4K TVs also support High Dynamic Range (HDR) images, which improves contrast and brightness on supported content. Contrast defines the difference between the darkest and lightest parts of a picture that can be displayed at the same time, with HDR TVs having far greater contrast to display more detail. HDR also boosts brightness, so you can have areas of searing detail.
HDR is available in a few different standards, and not all TVs support all of them; however, TVs typically support the widest-used HDR standards, so you shouldn’t have a problem viewing content. Check out our guide on how to watch 4K content for more information.
Freeview Play brings all your favourite TV together into one place. There are over 85 live TV channels, and eight on demand players, meaning BBC iPlayer, ITV Hub, All 4, My5, UKTV Play, CBS Catchup Channels UK, and STV Player are all built in as standard.

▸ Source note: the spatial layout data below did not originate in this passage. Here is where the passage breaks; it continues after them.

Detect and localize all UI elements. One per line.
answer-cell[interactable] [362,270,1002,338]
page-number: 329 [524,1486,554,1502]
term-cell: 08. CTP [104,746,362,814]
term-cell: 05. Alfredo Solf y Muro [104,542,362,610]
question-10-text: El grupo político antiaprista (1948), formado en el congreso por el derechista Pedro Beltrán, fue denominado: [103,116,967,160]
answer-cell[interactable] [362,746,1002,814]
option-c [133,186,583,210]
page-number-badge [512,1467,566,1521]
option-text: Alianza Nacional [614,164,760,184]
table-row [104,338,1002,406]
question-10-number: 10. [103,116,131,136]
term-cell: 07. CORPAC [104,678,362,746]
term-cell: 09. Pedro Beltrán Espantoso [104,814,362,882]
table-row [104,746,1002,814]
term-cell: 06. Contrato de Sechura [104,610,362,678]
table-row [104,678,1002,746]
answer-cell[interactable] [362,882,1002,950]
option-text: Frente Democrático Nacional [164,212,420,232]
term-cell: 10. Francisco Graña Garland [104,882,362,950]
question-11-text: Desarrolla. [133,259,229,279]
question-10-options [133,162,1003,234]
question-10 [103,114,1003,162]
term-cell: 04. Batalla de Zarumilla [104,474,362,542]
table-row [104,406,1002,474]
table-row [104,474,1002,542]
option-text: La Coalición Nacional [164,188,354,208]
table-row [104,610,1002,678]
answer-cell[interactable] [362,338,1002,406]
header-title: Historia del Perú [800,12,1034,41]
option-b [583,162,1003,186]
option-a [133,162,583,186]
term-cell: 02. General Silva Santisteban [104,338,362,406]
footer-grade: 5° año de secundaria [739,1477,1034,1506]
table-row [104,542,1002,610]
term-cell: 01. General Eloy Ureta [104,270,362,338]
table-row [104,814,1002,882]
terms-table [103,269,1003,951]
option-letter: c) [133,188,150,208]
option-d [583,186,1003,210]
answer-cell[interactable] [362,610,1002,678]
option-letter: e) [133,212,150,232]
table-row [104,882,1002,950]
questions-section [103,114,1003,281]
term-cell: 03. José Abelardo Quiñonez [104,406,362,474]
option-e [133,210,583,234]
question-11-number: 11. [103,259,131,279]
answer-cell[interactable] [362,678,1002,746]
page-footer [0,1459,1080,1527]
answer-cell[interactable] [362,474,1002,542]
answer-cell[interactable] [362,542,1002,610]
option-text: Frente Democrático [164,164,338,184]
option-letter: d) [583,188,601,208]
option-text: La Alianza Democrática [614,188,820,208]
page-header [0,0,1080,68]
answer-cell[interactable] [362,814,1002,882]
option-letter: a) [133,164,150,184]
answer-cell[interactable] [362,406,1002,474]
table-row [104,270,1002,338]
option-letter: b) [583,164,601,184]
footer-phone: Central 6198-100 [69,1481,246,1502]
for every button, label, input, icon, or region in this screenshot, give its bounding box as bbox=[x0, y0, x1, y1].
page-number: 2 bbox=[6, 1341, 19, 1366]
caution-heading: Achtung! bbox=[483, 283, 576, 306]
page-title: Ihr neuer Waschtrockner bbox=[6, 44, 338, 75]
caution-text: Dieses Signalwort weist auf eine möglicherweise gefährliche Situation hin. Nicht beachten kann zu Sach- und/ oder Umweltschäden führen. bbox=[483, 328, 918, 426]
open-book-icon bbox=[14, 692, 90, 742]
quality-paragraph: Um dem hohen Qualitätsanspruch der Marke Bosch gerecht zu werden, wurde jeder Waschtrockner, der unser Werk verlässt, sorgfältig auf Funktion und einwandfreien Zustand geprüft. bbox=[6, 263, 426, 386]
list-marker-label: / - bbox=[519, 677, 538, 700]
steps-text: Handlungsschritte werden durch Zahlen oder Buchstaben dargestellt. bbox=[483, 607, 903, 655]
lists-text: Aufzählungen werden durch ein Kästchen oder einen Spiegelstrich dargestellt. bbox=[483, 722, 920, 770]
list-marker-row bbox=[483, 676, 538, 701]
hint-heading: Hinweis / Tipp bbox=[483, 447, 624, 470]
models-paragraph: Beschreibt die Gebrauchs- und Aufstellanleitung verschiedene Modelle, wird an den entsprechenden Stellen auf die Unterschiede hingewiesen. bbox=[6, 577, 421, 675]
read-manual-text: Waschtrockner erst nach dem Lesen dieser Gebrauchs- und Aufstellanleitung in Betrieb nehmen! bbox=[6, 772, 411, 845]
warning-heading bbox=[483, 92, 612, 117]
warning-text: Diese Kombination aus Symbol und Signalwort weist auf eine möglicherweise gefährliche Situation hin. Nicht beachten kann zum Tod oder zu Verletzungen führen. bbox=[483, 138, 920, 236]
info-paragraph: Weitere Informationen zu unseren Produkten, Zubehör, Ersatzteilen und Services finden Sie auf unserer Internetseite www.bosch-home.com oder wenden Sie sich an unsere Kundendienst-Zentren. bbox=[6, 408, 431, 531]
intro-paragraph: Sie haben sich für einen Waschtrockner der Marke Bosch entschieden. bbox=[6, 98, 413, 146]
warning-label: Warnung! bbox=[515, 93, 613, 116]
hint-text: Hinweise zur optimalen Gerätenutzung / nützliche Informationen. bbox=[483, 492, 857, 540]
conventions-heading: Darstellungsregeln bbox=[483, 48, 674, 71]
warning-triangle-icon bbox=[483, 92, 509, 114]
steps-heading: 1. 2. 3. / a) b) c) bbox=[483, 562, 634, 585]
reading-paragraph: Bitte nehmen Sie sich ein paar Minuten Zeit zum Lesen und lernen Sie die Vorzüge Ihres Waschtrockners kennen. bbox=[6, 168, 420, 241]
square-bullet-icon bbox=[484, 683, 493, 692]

With over 20,000 hours of on demand content, and over 750 box sets available, there is loads to choose from, so to make this easier you can also head over to the Explore Freeview Play hub on Channel 100 to browse handpicked content recommendations.
Freeview Play is built into most new TVs, and of course, it is completely free. You can find out more about what Freeview Play can do with our five simple tips to get more from your TV.
OLED or LCD?
The two main TV technologies are LCD and OLED.
OLED TVs come with a far higher price tag, they are thinner than LCD models and with OLED each pixel is individually controlled so they are better when it comes to contrast, giving more detail and inky blacks.
However, unless you are really invested in getting that perfect contrast, LCD is still a great option, it shows off brighter colour – giving more of a ‘pop’ - and it is much more affordable.
Watch out for the manufacturing year
While specs can tell you a lot about a TV, it’s worth seeing if you can see what year it is. TV manufacturers typically release new models every year but stores still often have stocks of the previous year’s televisions.
These models tend to be cheaper, because they’re more out-of-date, most of the time though it’s worth buying the latest TV model that you can, as you’ll get newer features, better picture quality and the rest.
However, that all said, if you’ve seen a quality TV from last year at a really good price that meets your needs, then it’s worth using our advice below to do so.
Check the sales price
One of the main things to do if you are looking at a TV that is on offer, is to check how much of a deal that you’re actually getting. The easiest way to do that is by using CamelCamelCamel to track the price of a product on Amazon. All you have to do is go to Amazon and find a product, then copy and paste the web address into CamelCamelCamel. This will give you a graph showing how the price has changed over time, including the maximum and minimum prices. You may well find that a product has been cheaper before, so isn’t such a good deal; a good TV deal is one where the price is usually high and has been significantly been reduced.